Votre programme, détaillé sur 130 pages, quels en sont les axes principaux ?
Pour résumer, visitez mon site unevilleheureuse.fr. En résumé, je m'engage à réduire les dépenses pour diminuer les impôts, permettant ainsi aux Parisiens de mieux vivre. Le plan Haussmann 2.0 que je propose vise à renforcer l’héritage de Paris tout en l’adaptant aux enjeux futurs.
Vous promettez d'améliorer la sécurité en ville, mais qu'en est-il des quartiers désertés après 23 heures ?
Il est vrai que le règne socialiste a entrainé une baisse de la population active, surtout des jeunes. Je veux rendre Paris à nouveau attrayant pour les jeunes familles. Une ville vivante doit être sécurisée, accueillante et joyeuse, afin d'inciter les jeunes à y fonder une famille.
Un programme très orienté vers la maternité !
Il faut une Mère pour Paris ! (Rires)
Comment votre plan soutiendra-t-il les commerçants ?

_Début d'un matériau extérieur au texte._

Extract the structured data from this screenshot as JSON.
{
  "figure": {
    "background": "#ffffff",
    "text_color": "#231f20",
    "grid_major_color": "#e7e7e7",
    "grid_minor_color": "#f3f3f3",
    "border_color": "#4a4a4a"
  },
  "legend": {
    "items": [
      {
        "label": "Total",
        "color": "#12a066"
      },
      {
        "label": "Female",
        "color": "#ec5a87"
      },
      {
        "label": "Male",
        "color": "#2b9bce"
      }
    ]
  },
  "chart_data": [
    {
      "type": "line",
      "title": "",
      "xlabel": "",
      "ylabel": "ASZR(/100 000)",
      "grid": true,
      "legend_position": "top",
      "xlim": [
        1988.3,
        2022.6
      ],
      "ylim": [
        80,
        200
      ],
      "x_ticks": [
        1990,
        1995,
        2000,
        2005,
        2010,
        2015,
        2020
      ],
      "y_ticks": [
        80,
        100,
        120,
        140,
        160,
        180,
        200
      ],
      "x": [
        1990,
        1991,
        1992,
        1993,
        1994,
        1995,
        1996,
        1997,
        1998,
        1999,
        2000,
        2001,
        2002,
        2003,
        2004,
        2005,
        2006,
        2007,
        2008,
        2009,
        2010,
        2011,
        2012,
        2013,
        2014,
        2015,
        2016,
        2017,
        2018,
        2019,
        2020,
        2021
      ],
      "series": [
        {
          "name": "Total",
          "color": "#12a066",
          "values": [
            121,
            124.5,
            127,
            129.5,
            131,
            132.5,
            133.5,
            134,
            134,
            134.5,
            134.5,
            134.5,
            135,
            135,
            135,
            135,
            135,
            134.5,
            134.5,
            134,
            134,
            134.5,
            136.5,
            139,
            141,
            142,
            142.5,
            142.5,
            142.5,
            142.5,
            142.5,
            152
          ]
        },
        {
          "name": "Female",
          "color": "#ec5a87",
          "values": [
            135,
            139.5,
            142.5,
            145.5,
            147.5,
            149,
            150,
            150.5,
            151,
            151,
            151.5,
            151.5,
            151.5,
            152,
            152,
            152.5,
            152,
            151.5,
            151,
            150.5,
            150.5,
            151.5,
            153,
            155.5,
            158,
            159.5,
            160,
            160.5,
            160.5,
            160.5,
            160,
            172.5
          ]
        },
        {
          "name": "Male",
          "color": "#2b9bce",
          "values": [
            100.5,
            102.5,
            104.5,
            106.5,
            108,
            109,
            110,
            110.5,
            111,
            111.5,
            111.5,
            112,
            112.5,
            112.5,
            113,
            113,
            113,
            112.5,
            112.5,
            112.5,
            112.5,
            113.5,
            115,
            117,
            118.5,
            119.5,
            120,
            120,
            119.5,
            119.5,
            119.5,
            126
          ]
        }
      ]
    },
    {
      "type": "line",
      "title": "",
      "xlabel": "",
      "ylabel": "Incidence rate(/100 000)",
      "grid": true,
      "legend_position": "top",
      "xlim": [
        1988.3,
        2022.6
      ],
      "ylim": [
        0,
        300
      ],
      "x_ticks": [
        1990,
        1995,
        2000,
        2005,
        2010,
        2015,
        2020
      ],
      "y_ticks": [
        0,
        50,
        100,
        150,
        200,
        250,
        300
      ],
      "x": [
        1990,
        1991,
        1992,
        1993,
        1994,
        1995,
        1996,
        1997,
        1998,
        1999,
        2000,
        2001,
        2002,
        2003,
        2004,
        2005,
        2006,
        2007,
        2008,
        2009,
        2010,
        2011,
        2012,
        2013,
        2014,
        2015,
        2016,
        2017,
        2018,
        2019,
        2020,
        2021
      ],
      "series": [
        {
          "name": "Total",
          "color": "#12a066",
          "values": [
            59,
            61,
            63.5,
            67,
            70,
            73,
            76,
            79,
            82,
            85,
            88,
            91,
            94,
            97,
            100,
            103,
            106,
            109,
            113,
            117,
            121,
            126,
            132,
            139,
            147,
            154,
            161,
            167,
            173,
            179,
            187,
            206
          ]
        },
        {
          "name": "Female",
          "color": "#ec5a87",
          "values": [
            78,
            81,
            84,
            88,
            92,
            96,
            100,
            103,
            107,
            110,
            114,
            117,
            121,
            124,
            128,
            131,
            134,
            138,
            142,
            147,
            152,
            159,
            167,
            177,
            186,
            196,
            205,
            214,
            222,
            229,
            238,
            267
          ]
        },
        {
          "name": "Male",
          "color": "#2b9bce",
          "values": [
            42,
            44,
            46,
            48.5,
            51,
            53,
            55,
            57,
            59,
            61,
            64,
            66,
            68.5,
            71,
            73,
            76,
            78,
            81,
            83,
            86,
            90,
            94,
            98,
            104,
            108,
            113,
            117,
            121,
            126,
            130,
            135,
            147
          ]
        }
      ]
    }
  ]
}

La difficulté croissante de trouver des artisans dans la capitale est alarmante. Je propose une heure de stationnement gratuite et une réduction des tarifs pour faciliter l'accès à nos artisans et restaurateurs. Il est devenu impossible d'atteindre certains commerces à cause des coûts exorbitants liés au stationnement.
Mais le commerce à Paris est aussi touché par les grandes plateformes !
Vous touchez là un point essentiel. Même à l’ère numérique, le contact humain reste crucial. Je suis convaincue que le commerce traditionnel a sa place dans nos villes. Les décision politiques des dernières décennies ont créé un environnement défavorable, mais je crois sincèrement qu’on peut faire marche arrière et revitaliser notre tissu commercial.